Mourinho, who enjoyed his own emotional return to Stamford Bridge with Internazionale in 2010, is just as confident in Drogba’s ability, after the initial welcome, to shut out everything else and focus on the football. “He can, he can, he can,” Mourinho insisted. “Maybe he can’t for a couple of minutes. Maybe he can’t when he goes on to the pitch and he gets probably one of the best moments in his career. But after that, players, managers, we can do it, we can clean it from our minds and focus on the game. I think no problem for him.”

Mourinho certainly expects a strong performance, just like Drogba’s in the first leg. “I don’t think he was so quiet, he almost scored and did his work well. He is still top quality, top quality. I know that. He does not look his age.”

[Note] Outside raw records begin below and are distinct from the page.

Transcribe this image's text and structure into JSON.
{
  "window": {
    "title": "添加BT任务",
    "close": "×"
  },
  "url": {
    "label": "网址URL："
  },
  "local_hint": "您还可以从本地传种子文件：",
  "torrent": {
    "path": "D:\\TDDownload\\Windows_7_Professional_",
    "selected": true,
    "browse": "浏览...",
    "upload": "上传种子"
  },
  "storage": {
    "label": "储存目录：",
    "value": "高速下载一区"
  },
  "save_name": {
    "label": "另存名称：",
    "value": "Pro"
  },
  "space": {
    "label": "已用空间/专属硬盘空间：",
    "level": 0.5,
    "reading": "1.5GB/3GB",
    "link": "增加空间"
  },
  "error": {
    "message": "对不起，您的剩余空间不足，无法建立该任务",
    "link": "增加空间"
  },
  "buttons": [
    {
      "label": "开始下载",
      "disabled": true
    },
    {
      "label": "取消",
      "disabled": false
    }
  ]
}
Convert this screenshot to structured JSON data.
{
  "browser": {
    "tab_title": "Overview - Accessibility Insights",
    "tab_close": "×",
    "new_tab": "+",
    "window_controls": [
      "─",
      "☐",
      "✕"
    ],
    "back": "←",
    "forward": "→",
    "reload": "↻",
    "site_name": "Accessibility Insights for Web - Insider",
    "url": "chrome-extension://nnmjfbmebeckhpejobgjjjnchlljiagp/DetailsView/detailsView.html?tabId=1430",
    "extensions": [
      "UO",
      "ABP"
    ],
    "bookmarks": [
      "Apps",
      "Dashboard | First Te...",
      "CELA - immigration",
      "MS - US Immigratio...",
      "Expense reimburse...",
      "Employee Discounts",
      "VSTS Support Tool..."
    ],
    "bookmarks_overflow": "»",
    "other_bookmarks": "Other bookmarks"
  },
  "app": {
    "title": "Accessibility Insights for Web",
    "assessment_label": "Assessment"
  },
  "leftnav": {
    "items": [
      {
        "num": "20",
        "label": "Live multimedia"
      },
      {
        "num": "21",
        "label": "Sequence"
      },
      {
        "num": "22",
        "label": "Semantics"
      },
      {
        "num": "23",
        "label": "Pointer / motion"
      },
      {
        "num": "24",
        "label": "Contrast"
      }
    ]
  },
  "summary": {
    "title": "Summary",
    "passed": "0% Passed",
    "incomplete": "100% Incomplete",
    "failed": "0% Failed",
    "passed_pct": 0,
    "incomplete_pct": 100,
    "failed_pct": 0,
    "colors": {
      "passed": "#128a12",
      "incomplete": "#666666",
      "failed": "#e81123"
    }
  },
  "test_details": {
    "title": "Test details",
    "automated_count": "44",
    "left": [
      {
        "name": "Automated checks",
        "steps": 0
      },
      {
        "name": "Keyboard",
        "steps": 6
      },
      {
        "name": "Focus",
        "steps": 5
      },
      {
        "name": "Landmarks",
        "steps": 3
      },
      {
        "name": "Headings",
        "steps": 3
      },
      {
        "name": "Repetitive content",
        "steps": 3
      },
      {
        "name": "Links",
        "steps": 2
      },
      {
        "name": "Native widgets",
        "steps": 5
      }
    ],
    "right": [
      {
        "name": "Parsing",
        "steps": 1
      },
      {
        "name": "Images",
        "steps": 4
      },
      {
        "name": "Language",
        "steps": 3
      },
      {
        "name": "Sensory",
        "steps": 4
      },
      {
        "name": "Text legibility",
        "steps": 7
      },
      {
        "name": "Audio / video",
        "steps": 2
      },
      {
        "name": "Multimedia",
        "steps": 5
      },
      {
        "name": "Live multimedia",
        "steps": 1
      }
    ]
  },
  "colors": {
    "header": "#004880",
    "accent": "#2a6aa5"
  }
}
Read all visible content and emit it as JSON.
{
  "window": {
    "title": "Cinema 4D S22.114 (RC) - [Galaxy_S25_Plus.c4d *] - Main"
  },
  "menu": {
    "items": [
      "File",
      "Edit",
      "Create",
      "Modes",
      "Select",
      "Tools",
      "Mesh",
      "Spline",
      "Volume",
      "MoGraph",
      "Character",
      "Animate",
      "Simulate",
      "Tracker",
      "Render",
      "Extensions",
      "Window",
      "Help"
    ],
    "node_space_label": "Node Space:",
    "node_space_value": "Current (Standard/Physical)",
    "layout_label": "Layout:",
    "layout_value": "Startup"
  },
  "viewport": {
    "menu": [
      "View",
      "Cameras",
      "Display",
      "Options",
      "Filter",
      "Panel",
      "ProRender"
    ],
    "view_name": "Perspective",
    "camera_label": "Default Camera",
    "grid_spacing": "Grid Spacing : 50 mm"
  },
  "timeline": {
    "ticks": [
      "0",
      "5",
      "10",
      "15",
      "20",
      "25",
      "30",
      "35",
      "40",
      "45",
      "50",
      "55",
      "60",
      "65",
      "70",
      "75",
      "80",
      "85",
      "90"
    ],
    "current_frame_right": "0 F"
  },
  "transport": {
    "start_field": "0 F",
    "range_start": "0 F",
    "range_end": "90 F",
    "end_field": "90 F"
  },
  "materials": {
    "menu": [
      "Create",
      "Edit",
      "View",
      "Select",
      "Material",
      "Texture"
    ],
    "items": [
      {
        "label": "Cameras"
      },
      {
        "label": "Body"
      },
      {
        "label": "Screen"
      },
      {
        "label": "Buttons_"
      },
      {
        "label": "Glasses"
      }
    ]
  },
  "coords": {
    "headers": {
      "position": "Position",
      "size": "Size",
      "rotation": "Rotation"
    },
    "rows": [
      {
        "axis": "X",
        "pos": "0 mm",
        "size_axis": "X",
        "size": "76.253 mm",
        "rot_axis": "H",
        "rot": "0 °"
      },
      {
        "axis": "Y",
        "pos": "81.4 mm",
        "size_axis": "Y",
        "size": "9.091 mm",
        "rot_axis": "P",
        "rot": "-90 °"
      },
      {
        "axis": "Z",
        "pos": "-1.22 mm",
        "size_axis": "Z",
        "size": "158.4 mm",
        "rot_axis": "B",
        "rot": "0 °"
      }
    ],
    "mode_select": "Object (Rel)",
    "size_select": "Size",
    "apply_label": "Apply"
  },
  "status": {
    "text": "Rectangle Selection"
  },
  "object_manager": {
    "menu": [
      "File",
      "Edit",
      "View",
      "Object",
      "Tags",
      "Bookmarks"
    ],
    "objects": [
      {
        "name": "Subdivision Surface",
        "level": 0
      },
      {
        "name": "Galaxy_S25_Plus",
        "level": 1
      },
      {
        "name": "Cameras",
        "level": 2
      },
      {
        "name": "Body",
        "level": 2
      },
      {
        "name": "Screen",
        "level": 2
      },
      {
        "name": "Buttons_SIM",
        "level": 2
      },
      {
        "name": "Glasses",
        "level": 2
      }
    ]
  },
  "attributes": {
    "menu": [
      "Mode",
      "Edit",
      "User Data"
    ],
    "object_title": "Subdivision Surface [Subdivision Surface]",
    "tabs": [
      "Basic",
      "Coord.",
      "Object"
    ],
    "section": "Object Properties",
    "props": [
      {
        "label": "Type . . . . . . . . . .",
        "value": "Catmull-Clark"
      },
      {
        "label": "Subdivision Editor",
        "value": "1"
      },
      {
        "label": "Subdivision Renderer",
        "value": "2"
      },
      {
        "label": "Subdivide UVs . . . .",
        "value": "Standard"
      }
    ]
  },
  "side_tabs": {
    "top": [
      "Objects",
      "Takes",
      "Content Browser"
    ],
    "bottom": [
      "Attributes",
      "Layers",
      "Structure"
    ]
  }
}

Drogba’s desire to take Galatasaray into the quarter-finals was obvious, and he must know that he has a puncher’s chance of ending Chelsea’s Champions League campaign here on Tuesday night.

He was pressed on whether or not he would celebrate should he score against Chelsea. Drogba was not sure but, after consideration, said that he might not. “Let’s see if it happens,” he equivocated. “With all the respect I have for this club, for the fans and the players, I might not celebrate. But if we win I will be happy. That is OK?”

Given everything that Drogba did for Chelsea, he ought to have enough credit stored up to mark scoring a goal in any way he chooses this evening. There can be no doubt that he is very keen to do just that. “Every time we go out and play away, we really want to win.”

Gary Cahill, who will be playing against Drogba for the first time since 2011, would not hold it against him if he did celebrate, and the Chelsea dressing room is clearly brimming with goodwill for their departed talisman. In his final days at the club, Drogba bought commemorative rings for all of his team-mates who won the 2012 Champions League with him.

“I admire him as a guy,” Cahill said. “He’s got a lot of respect at this football club, and rightly so. [The gift of rings] was a gesture of what kind of guy he is. It was amazing. Everyone was taken aback by what he did.”

But there will be no room for any of this when the whistle blows this evening and Drogba starts trying to out-manoeuvre Cahill and John Terry. From that point on it will be very strictly business.

“I’ve nothing to prove to this club,” he insisted. “Everything I have to prove I did already with Chelsea. No, I come here with another team and I just want to win the game and qualify. There’s nothing personal against Chelsea. There will never be.”